One might wonder if he offers some solution, if he reaches out an olive branch to the America filled with “unworried boys…pie and pot roast…white fences and green lawns.” Coates is, frankly, a pessimist, placing no belief in the Dreamers, a term meant to capture the mythology of innocence and exceptionalism and inevitable progress. No belief in them who perfected their techniques for profit extraction on black bodies, transfiguring sweat and blood “into sugar, tobacco, cotton and gold,” and who’ve now imposed their schemes upon the earth itself.

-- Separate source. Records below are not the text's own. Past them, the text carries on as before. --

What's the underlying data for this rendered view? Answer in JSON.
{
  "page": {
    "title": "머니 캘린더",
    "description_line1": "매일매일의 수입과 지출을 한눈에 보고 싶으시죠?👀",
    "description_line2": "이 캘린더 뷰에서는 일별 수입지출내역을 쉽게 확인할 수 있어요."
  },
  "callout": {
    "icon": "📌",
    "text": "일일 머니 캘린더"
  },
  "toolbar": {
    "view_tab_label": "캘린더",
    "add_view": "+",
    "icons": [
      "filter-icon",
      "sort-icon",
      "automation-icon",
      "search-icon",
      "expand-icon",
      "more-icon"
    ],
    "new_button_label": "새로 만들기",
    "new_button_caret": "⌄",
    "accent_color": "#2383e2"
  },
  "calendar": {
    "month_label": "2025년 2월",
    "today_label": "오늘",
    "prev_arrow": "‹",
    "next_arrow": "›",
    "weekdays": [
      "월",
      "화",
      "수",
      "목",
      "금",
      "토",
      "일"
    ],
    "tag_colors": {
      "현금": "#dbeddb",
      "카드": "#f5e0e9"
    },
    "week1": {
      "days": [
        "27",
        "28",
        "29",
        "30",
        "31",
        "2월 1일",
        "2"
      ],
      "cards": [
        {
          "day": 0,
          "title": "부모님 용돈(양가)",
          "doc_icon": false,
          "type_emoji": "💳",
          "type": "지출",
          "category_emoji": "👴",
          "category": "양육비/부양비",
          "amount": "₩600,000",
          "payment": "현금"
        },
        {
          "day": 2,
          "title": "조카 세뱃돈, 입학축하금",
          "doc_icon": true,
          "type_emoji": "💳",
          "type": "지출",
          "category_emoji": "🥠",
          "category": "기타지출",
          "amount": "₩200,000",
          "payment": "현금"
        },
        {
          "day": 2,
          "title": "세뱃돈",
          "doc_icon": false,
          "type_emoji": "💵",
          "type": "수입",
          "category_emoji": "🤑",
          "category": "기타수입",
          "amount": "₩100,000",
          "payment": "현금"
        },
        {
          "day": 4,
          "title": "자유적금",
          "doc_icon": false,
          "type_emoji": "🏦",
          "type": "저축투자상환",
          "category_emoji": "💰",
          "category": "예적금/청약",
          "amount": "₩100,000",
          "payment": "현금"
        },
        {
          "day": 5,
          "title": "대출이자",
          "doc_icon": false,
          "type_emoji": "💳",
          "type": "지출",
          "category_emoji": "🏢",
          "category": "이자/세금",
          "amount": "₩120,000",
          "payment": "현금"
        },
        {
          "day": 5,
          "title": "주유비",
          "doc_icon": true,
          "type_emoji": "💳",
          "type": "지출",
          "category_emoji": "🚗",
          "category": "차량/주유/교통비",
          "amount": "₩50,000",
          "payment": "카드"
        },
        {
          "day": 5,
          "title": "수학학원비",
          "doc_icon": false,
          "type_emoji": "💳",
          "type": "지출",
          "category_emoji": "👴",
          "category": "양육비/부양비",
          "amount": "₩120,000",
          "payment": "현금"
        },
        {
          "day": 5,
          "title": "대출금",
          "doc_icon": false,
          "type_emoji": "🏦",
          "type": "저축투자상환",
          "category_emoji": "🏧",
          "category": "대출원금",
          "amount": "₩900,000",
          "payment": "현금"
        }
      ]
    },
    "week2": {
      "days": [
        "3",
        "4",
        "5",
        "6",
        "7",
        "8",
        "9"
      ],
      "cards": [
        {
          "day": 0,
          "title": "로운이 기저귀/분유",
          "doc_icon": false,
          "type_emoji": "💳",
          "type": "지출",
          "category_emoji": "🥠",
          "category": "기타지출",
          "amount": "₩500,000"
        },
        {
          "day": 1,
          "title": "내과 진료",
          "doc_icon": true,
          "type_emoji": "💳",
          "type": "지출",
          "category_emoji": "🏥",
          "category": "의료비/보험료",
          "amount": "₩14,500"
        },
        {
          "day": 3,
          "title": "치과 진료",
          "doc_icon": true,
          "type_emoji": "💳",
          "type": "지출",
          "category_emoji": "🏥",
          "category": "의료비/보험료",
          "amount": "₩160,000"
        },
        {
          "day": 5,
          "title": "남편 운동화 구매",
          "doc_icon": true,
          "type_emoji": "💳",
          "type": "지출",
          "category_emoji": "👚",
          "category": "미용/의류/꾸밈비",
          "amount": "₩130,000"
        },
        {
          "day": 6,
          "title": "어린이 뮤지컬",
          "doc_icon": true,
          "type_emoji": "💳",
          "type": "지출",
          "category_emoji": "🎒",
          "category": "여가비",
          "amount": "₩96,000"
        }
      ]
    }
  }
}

But his is a pessimism filtered through a blues sensibility. Repudiating the “comforting narrative of divine law”, to some grand arch of redemptive of justice, wavering on the line that divides hope from despair, he recognizes that struggle is “the only portion of this world under your control,” to struggle against the disease of self-hatred and to see without “eyes…blindfolded by fear,” and to embrace black power, a “deep knowledge of how fragile everything is.”
In the American Galaxy, as Coates calls it, Joe, my coffee shop associate, can see a blank slate Detroit ripe for development; and, in self-defense a policeman can kill Prince Jones, an associate of Coates who attended Howard, the “holy contents, all that had gone into him, sent flowing back to the earth” a few feet from his fiancé’s house.
“Between the World and Me,” is in the end a testimonial to distances, to “our world’s physical laws,” race and power, fear and violence—love as well, the love Coates has for his son and for the black folk crafting their “common language…fashioned like diamonds under the weight of the Dream.”